Heidelberg ist mehr als Schloss und Altstadt. Das bestätigt auch das Städteranking der WirtschaftsWoche: Die Stadt zählt laut der aktuellen Untersuchung bundesweit zu den dynamischsten Städten mit der besten Infrastruktur. Oberbürgermeister Eckart Würzner sieht darin eine Bestätigung: „Wir haben allen Grund, unsere Herausforderungen mit Zuversicht anzugehen.“ Für eine Stadt, die zugleich mit einer angespannten Haushaltslage kämpft, ist das ein wichtiges Signal.
Was das Städteranking misst
Das Städteranking der WirtschaftsWoche ist eine der bekanntesten Vergleichsuntersuchungen deutscher Städte. Es bewertet die kreisfreien Städte anhand zahlreicher Indikatoren aus den Bereichen Wirtschaftskraft, Arbeitsmarkt, Infrastruktur, Immobilien und Lebensqualität. Neben einem Niveauranking, das den aktuellen Stand misst, gibt es ein Dynamikranking, das die Entwicklung über die Zeit bewertet.

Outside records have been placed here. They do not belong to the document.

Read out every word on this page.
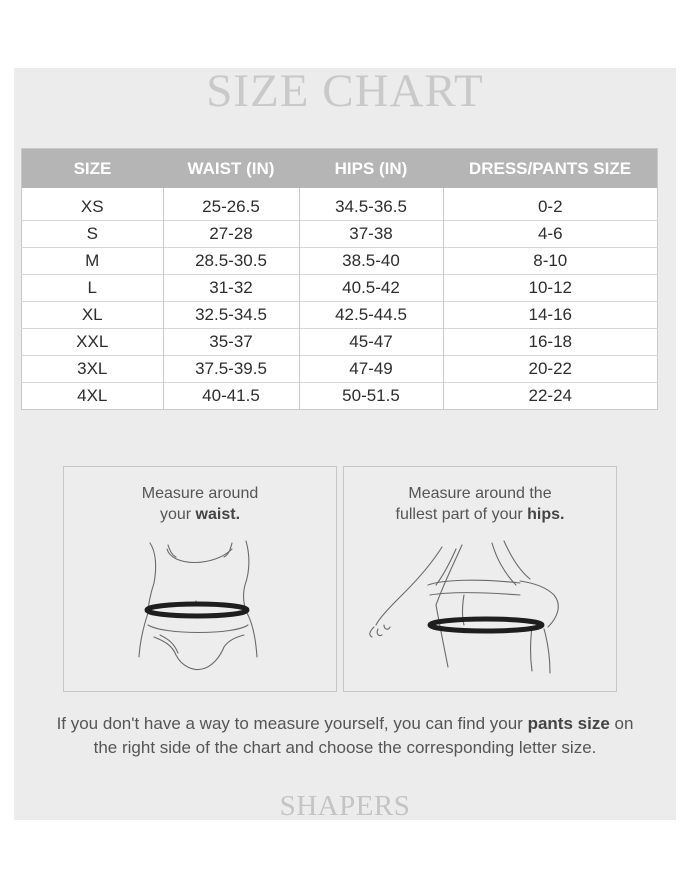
SIZE CHART
SIZE	WAIST (IN)	HIPS (IN)	DRESS/PANTS SIZE
XS	25-26.5	34.5-36.5	0-2
S	27-28	37-38	4-6
M	28.5-30.5	38.5-40	8-10
L	31-32	40.5-42	10-12
XL	32.5-34.5	42.5-44.5	14-16
XXL	35-37	45-47	16-18
3XL	37.5-39.5	47-49	20-22
4XL	40-41.5	50-51.5	22-24
Measure around
your waist.
Measure around the
fullest part of your hips.
If you don't have a way to measure yourself, you can find your pants size on
the right side of the chart and choose the corresponding letter size.
SHAPERS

Gerade beim Dynamikranking, das Veränderung und Wachstum abbildet, schneidet Heidelberg stark ab.
Wo Heidelberg punktet
| Bereich | Stärken Heidelbergs |
|---|---|
| Wissenschaft | Älteste Universität Deutschlands, DKFZ, EMBL, Max-Planck-Institute |
| Arbeitsmarkt | Niedrige Arbeitslosigkeit, hochqualifizierte Beschäftigung |
| Infrastruktur | Gute Verkehrsanbindung, digitale Ausstattung, ÖPNV |
| Innovation | Starke Life-Science-Branche, Startups, Technologiepark |
| Lebensqualität | Kultur, Bildung, Freizeit, internationale Atmosphäre |
Was das für Heidelberg bedeutet
Ein gutes Abschneiden im Städteranking ist mehr als ein Prestigeerfolg. Es beeinflusst, wie attraktiv eine Stadt für Unternehmen, Fachkräfte und Investoren ist. Wer eine Firma ansiedeln oder qualifiziertes Personal gewinnen will, schaut auf solche Rankings. Für Heidelberg, das stark auf Wissenschaft und wissensbasierte Wirtschaft setzt, ist die gute Platzierung ein Standortvorteil im Wettbewerb mit anderen Städten.
Herausforderungen bleiben
Trotz der guten Platzierung steht Heidelberg vor Herausforderungen. Die Wohnkosten gehören zu den höchsten in Baden-Württemberg, bezahlbarer Wohnraum ist knapp. Die städtische Haushaltslage ist angespannt, weshalb an vielen Stellen gespart werden muss. Das gute Ranking zeigt jedoch, dass Heidelberg über eine solide Grundlage verfügt, um diese Herausforderungen anzugehen. Genau darauf spielt OB Würzner mit seinem Verweis auf die Zuversicht an.